A central part of Ontario’s electricity supply strategy has involved refurbishment of two reactors at the Bruce nuclear plant.  Hydro One has claimed that a transmission reinforcement is required in order to carry the power.  The proposed new transmission line requires the approval of the Ontario Energy Board.  Yesterday, the Board demonstrated that they will indeed confirm if this transmission line is needed.

The Board sent Hydro One away, requesting data on how often the lines had been used to capacity in the past.  It is a valid question.  The Bruce plant has 8 reactors.  Six of the reactors are operating, two have been laid up.  One of the operating reactors is current off line for maintenance right now.  The transmission that carried the power for the 8 reactors in the mid 90’s is still there.  Why is new transmission needed?  Also, several of the Bruce reactors will require refurbishment in the middle of the next decade, and so will be off for several years, if that refurbishment is to be done.
Already proposed is a $250 million upgrade to the line, that would involve no new towers.  The expansion of the number of towers will cost another $600 million.  Hydro One has argued that the new line is needed to carry the output of plant, as well as the 700 MW of wind that is being installed in the area.

The Ontario Power Authority has declared an “orange zone” in the area of the Bruce plant, extending from Grand Bend to Meaford, to Orangeville.  This is an area where they will not provide contracts to wind developers, as they say the transmission needs to be upgraded first.  I call it the “orange zone of death”.

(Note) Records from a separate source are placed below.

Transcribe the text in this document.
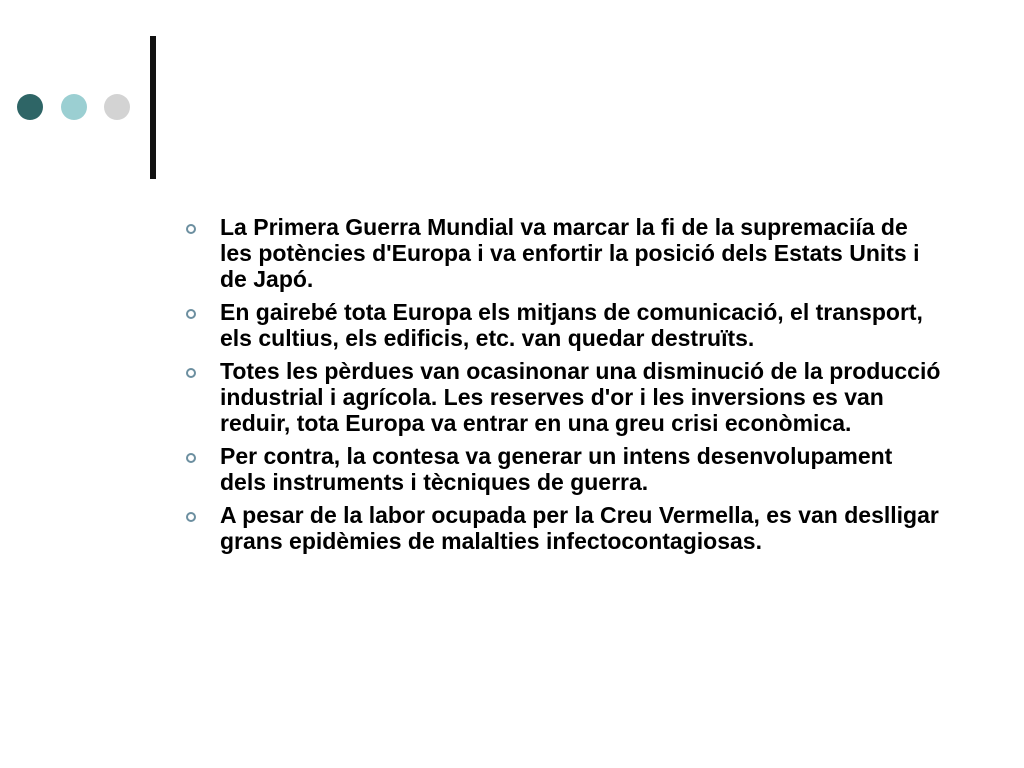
La Primera Guerra Mundial va marcar la fi de la supremaciía de les potències d'Europa i va enfortir la posició dels Estats Units i de Japó.
En gairebé tota Europa els mitjans de comunicació, el transport, els cultius, els edificis, etc. van quedar destruïts.
Totes les pèrdues van ocasinonar una disminució de la producció industrial i agrícola. Les reserves d'or i les inversions es van reduir, tota Europa va entrar en una greu crisi econòmica.
Per contra, la contesa va generar un intens desenvolupament dels instruments i tècniques de guerra.
A pesar de la labor ocupada per la Creu Vermella, es van deslligar grans epidèmies de malalties infectocontagiosas.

I also object to the logic used by Hydro One and the OPA in setting this orange zone.  I can not see where they have used any analysis of local load (if the power is consumed locally, you don’t need to transmit it), nor the fact that no source of generation is always running.  Ontario nuclear fleet has run less than 70% of the time.  It is rare indeed when all 6 current reactors at the Bruce are operating.  It will be rarer still when all 8 are running.  And the wind doesn’t always blow.  And sometimes local load is high.  I have always believed that there was something wrong with the logic used to create the orange zone, and there has been a complete lack of transparency in communicating the reasons for providing no new contracts.

Now the OEB will seek to uncover some of the logic used, and in the process, will make the thinking more transparent.  Good for them.  Should we spend $600 million that may not be needed?